Metaspace/class leak using blackbird

Question

Metaspace/class leak using blackbird

Closed this issue a year ago · 40 comments

In a standard application, we see class loading level out around ~10-20k classes, however after applying the blackbird module we've seen our loaded classes metric grow until it reaches ~2 million and the JVM is restarted due to an OME. This is running on java 15, although I don't know if it's exclusive to java 15, or which codepath is creating the classes, or why they're not unloaded yet. I'm still working through debugging the problem.

What I know so far:
Encountered only when blackbird is in use.
Metaspace is filled over time.
Loaded classes as reported by the JVM approaches 2 million (where I'd expect tens of thousands)
Impacts java 15. Maybe others, but I don't have a reproducer to validate whether or not only java 15 is impacted.

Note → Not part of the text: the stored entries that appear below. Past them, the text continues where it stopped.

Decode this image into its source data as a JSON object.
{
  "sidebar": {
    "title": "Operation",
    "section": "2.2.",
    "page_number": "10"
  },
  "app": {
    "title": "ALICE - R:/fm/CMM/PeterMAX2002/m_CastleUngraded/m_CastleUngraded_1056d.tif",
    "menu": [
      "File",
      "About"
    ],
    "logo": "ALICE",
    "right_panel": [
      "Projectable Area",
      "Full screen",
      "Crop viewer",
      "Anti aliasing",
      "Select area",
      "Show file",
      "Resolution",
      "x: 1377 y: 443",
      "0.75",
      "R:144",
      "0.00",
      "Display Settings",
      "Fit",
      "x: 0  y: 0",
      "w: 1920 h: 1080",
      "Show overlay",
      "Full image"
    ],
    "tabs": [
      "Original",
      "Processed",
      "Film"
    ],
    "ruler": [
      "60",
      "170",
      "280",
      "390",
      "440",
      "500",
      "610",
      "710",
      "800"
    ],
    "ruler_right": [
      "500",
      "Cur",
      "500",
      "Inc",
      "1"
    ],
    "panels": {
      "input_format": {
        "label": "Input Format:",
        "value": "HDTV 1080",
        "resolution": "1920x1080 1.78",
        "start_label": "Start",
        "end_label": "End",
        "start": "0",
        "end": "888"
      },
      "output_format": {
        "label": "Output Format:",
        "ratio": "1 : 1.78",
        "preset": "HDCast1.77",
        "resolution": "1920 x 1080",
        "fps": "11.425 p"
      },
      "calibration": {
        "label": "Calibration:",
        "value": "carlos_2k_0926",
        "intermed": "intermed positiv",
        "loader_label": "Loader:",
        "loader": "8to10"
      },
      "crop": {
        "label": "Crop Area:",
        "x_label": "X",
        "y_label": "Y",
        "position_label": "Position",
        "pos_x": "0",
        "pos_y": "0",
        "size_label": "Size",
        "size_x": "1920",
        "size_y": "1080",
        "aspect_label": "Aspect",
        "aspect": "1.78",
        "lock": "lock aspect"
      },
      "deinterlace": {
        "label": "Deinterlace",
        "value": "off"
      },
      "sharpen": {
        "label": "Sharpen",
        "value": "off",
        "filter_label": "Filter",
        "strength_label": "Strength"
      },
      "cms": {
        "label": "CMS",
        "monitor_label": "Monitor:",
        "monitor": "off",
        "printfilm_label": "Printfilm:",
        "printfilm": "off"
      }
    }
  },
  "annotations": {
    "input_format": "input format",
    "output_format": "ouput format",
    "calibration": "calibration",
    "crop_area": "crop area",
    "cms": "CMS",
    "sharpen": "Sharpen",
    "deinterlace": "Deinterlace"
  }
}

Answer 1 · 2021-09-23T13:52:48.000Z

HI @carterkozak,

Was the OME you received java.lang.OutOfMemoryError: Compressed class space? If so, I can confirm that we too saw similar behavior with an app that we attempted to move from Afterburner to Blackbird.

Thanks,
Jeremy

Answer 2 · 2022-01-04T02:11:48.000Z

Hi @carterkozak and @norrisjeremy , any possibility of supplying a reproducer case? We run blackbird in production for a long time now and haven't noticed any such leaks. Do you generate classes dynamically at runtime and serialize them, or reload apps in an application server, or anything like that?

Answer 3 · 2022-05-17T15:21:07.000Z

we are seeing this consistently in our application (a bunch of services, all affected) in java 17.0.3 with kotlin 1.6.21

Answer 4 · 2022-05-17T19:59:13.000Z

Hi @carterkozak and @norrisjeremy , any possibility of supplying a reproducer case? We run blackbird in production for a long time now and haven't noticed any such leaks. Do you generate classes dynamically at runtime and serialize them, or reload apps in an application server, or anything like that?

FYI, in our case, our application strictly deserializes to Jackson annotated POJOs.
Not sure if it makes any difference, but we are also strictly dealing with CSV content utilizing jackson-dataformat-csv.
We do not generate any classes dynamically at runtime, nor do we any make use of any sort of application server.

Answer 5 · 2022-05-25T18:24:30.000Z

Any chance of a reproducer case, or maybe a heap dump of an affected application? I would be happy to look into this, but without some idea of where to look, I am not sure what the problem might be.

Answer 6 · 2022-05-25T18:43:45.000Z

I should be able to get a heap dump of one of our services next week.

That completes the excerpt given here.